Recently there have been accusations of poor quality from BGI-SEQ 500 tests, such as those used by Dante Labs for their 30x WGS product. These claims are not supported by the literature.
“The data generated were largely comparable between sequencing platforms, with no statistically significant difference observed for parameters including level (P = 0.371) and average sequence length (P = 0718) of endogenous nuclear DNA, sequence GC content (P = 0.311), double-stranded DNA damage rate (v. 0.309), and sequence clonality (P = 0.093).” Mak et al. (2017). Comparative performance of the BGISEQ-500 vs Illumina HiSeq2500 sequencing platforms for palaeogenomic sequencing. GigaScience, 6(8), 1–13. doi:10.1093/gigascience/gix049
“Overall, the BGISEQ-500 and HiSeq X Ten sequencing platforms show a high concordance to germline genotypes ascertained from SNP arrays. Both sequencing platforms show a high concordance to each other in their ability to detect germline and somatic SNVs and indels.” Patch et al. (2018). Germline and somatic variant identification using BGISEQ-500 and HiSeq X Ten whole genome sequencing. https://doi.org/10.1371/journal.pone.0190264
To investigate further six samples were selected from the Y-DNA Warehouse’s BAM collection. The samples are sourced from three donor males each who have multiple NGS tests. The first donor has taken the controversial Dante Labs test and Full Genomes flagship 10x Chromium test. The second donor has taken Veritas Genetics 30x WGS test with 150 base pair reads and the 10x Chromium as well. The third sample was selected as the donor has both a targeted Y Elite 100 base pair test and a more modern 30x WGS test with 150 base pairs reads run on a NovaSEQ. All three men are R-DF13.
Each WGS sample was prepared using the same pipeline of BWA-MEM and GATK components to generate a gVCF file of chrY. The 10x Chromium tests used the vendor provided BAM, but all other steps remain the same.
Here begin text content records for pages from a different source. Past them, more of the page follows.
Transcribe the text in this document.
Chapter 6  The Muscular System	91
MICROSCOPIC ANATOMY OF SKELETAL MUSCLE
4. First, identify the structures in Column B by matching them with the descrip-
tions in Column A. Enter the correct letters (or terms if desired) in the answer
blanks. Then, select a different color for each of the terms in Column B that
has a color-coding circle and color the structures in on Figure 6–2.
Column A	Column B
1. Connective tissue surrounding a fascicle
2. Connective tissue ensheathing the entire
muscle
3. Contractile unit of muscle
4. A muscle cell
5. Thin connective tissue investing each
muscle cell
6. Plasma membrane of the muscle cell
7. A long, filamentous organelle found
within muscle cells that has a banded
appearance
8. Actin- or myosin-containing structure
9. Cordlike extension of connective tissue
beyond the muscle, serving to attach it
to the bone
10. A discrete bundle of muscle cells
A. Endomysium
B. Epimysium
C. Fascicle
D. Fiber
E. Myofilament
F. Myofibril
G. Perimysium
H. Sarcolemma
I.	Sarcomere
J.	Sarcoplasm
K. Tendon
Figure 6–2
The gVCF files for each man was then joint genotyped with GATK to produce a call table. The table was summarized for concordant calls (both BAMs show the same mutation), calls that are covered in one test but not the other, and finally sites where the calls do not match.
Sample 1 (Dante 30x WGS vs 10x Chromium)
|Sample 1||Total||Concordant||% Concordant||BGI Only||10x Chromium Only||Mismatch||% Mismatch|
Sample 2 (Veritas 30x WGS vs 10 Chromium)
|Sample 2||Total||Concordant||% Concordant||Veritas Only||10x Chromium Only||Mismatch||% Mismatch|
Sample 3 (Y Elite 1 vs 30x WGS)
|Sample 3||Total||Concordant||% Concordant||100bp Targeted Only||150bp WGS Only||Mismatch||% Mismatch|
The first observation is all three men see large percentages of sites with mismatching calls between their tests. The 49.6 to 53.3% ratio is largely due to occurring in palindromic regions where multiple alleles are present. This phenomena is caused by ambiguous read alignments to the reference. It is possible that the 10x Chromium tests will be more reliable in these regions. The Chromium homozygous SNP calls in the non-matching set account for 71% of the difference in Sample 1 and 59% in Sample 2. In sample 3 the additional 50 base pair read length only sees 2% more of the calls becoming homozygous. This potentially much improved call rate shows the true potential of 10x Genomics platform and why one may wish to consider the test for Y DNA applications.
Next we can notice that the Dante 30x WGS performs similarly to the Veritas Genetics 30x WGS test. The mismatch rate on SNPs slightly favors the BGISEQ-500 test, while the INDEL rate slightly favors the Illumina HiSeq. From these samples we see what Mak et al. (2017) and Patch et al. (2018) already established, the data quality of the BGISEQ-500 is very similar to traditional Illumina result sets.
Finally, the Y Elite and 30x WGS test shows the most concordant results as expected. The main difference in the technology are generations of Illumina instruments and 50 base pair longer reads in the WGS. The samples were mostly included for the purposes of showing effects of the read lengths in traditional NGS approaches.
The existing peer reviewed literature has found no significant differences between the BGISEQ-500 and Illumina instruments. An initial comparison of the data between a man from the Y-DNA Warehouse tested on Dante Lab’s $599 regular priced 30x WGS test showed a higher concordance of calls with the 10x Genomics solution compared with a similar individual. This adds more evidence supporting the literature by mixing in a much more capable instrument.
The most significant problem plaguing Dante Labs is the inordinate wait time for sequencing results. Reports are of wait times of six months or more to receive the VCF file. Then longer still to have a hard-drive delivered at extra cost with the raw BAM files. While the final results appear to hold up well on all accounts, getting to that finish line requires a good amount of patience. If you need results more quickly, a traditional 15x WGS test is just a few hundred dollars more from other direct-2-consumer vendors.